State Department spokesperson Ned Price said “there are very few Afghan children currently arriving to the United States who are not accompanied by an adult known to them.”
“As soon as a minor child is identified as being without any trusted adult, we immediately begin working to reunite these identified minors with their families and with their loved ones,” Price said at a news briefing.
CNN reported earlier this week that at least 34 Afghan children who were evacuated arrived to the United States without parents, according to an administration official, although some have already been reunited with family in the country.
“Once they arrive to the continental United States, normal protocols for unaccompanied children apply. And in those cases CBP (US Customs and Border Protection) or another federal agency refers them to the Office of Refugee Resettlement at HHS (the US Department of Health and Human Services) and HHS then works to find extended family or other appropriate sponsors to care for the child using established sponsor assessment procedures,” he said.
“Unaccompanied minors not immediately unified with an appropriate caregiver, are placed in culturally and age appropriate facilities.
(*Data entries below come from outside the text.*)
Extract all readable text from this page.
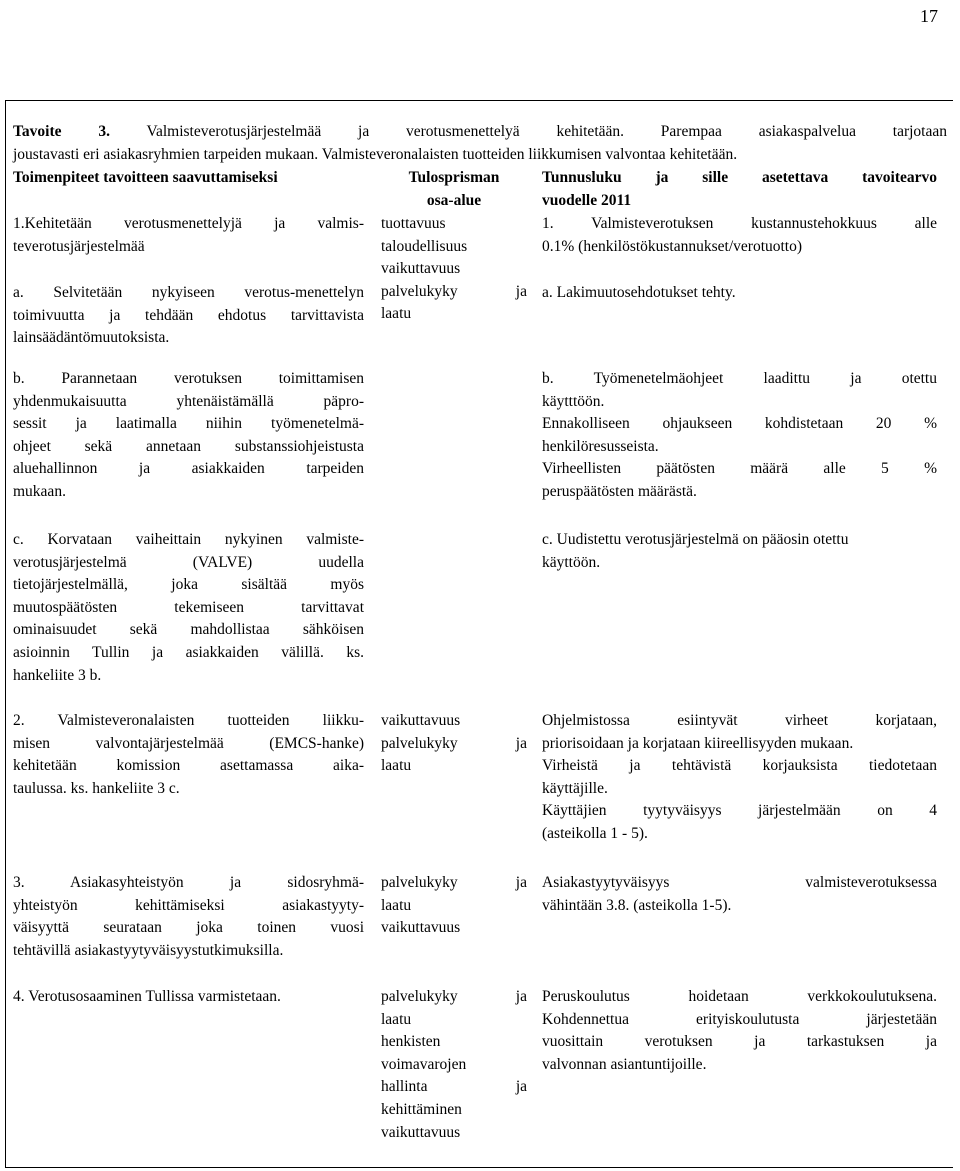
17

Tavoite 3. Valmisteverotusjärjestelmää ja verotusmenettelyä kehitetään. Parempaa asiakaspalvelua tarjotaan

joustavasti eri asiakasryhmien tarpeiden mukaan. Valmisteveronalaisten tuotteiden liikkumisen valvontaa kehitetään.

Toimenpiteet tavoitteen saavuttamiseksi	Tulosprisman

osa-alue

Tunnusluku ja sille asetettava tavoitearvo

vuodelle 2011

1.Kehitetään verotusmenettelyjä ja valmis-

teverotusjärjestelmää

tuottavuus

taloudellisuus

vaikuttavuus

palvelukyky ja

laatu

1. Valmisteverotuksen kustannustehokkuus alle

0.1% (henkilöstökustannukset/verotuotto)

a. Selvitetään nykyiseen verotus-menettelyn

toimivuutta ja tehdään ehdotus tarvittavista

lainsäädäntömuutoksista.

a. Lakimuutosehdotukset tehty.

b. Parannetaan verotuksen toimittamisen

yhdenmukaisuutta yhtenäistämällä päpro-

sessit ja laatimalla niihin työmenetelmä-

ohjeet sekä annetaan substanssiohjeistusta

aluehallinnon ja asiakkaiden tarpeiden

mukaan.

b. Työmenetelmäohjeet laadittu ja otettu

käytttöön.

Ennakolliseen ohjaukseen kohdistetaan 20 %

henkilöresusseista.

Virheellisten päätösten määrä alle 5 %

peruspäätösten määrästä.

c. Korvataan vaiheittain nykyinen valmiste-

verotusjärjestelmä (VALVE) uudella

tietojärjestelmällä, joka sisältää myös

muutospäätösten tekemiseen tarvittavat

ominaisuudet sekä mahdollistaa sähköisen

asioinnin Tullin ja asiakkaiden välillä. ks.

hankeliite 3 b.

c. Uudistettu verotusjärjestelmä on pääosin otettu

käyttöön.

2. Valmisteveronalaisten tuotteiden liikku-

misen valvontajärjestelmää (EMCS-hanke)

kehitetään komission asettamassa aika-

taulussa. ks. hankeliite 3 c.

vaikuttavuus

palvelukyky ja

laatu

Ohjelmistossa esiintyvät virheet korjataan,

priorisoidaan ja korjataan kiireellisyyden mukaan.

Virheistä ja tehtävistä korjauksista tiedotetaan

käyttäjille.

Käyttäjien tyytyväisyys järjestelmään on 4

(asteikolla 1 - 5).

3. Asiakasyhteistyön ja sidosryhmä-

yhteistyön kehittämiseksi asiakastyyty-

väisyyttä seurataan joka toinen vuosi

tehtävillä asiakastyytyväisyystutkimuksilla.

palvelukyky ja

laatu

vaikuttavuus

Asiakastyytyväisyys valmisteverotuksessa

vähintään 3.8. (asteikolla 1-5).

4. Verotusosaaminen Tullissa varmistetaan.	palvelukyky ja

laatu

henkisten

voimavarojen

hallinta ja

kehittäminen

vaikuttavuus

Peruskoulutus hoidetaan verkkokoulutuksena.

Kohdennettua erityiskoulutusta järjestetään

vuosittain verotuksen ja tarkastuksen ja

valvonnan asiantuntijoille.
ORR – the Office of Refugee Resettlement – has identified sites that have Dari and Pashto speakers and that are culturally appropriate in addition to the standing resources we have for all unaccompanied minors," he said.
“Overseas, unaccompanied minors are referred to international organizations to assess their best interests and promote family reunification when that’s possible,” Price said. UNICEF is among those organizations.
Price declined to give a specific definition for who counts as “an adult known to” a minor.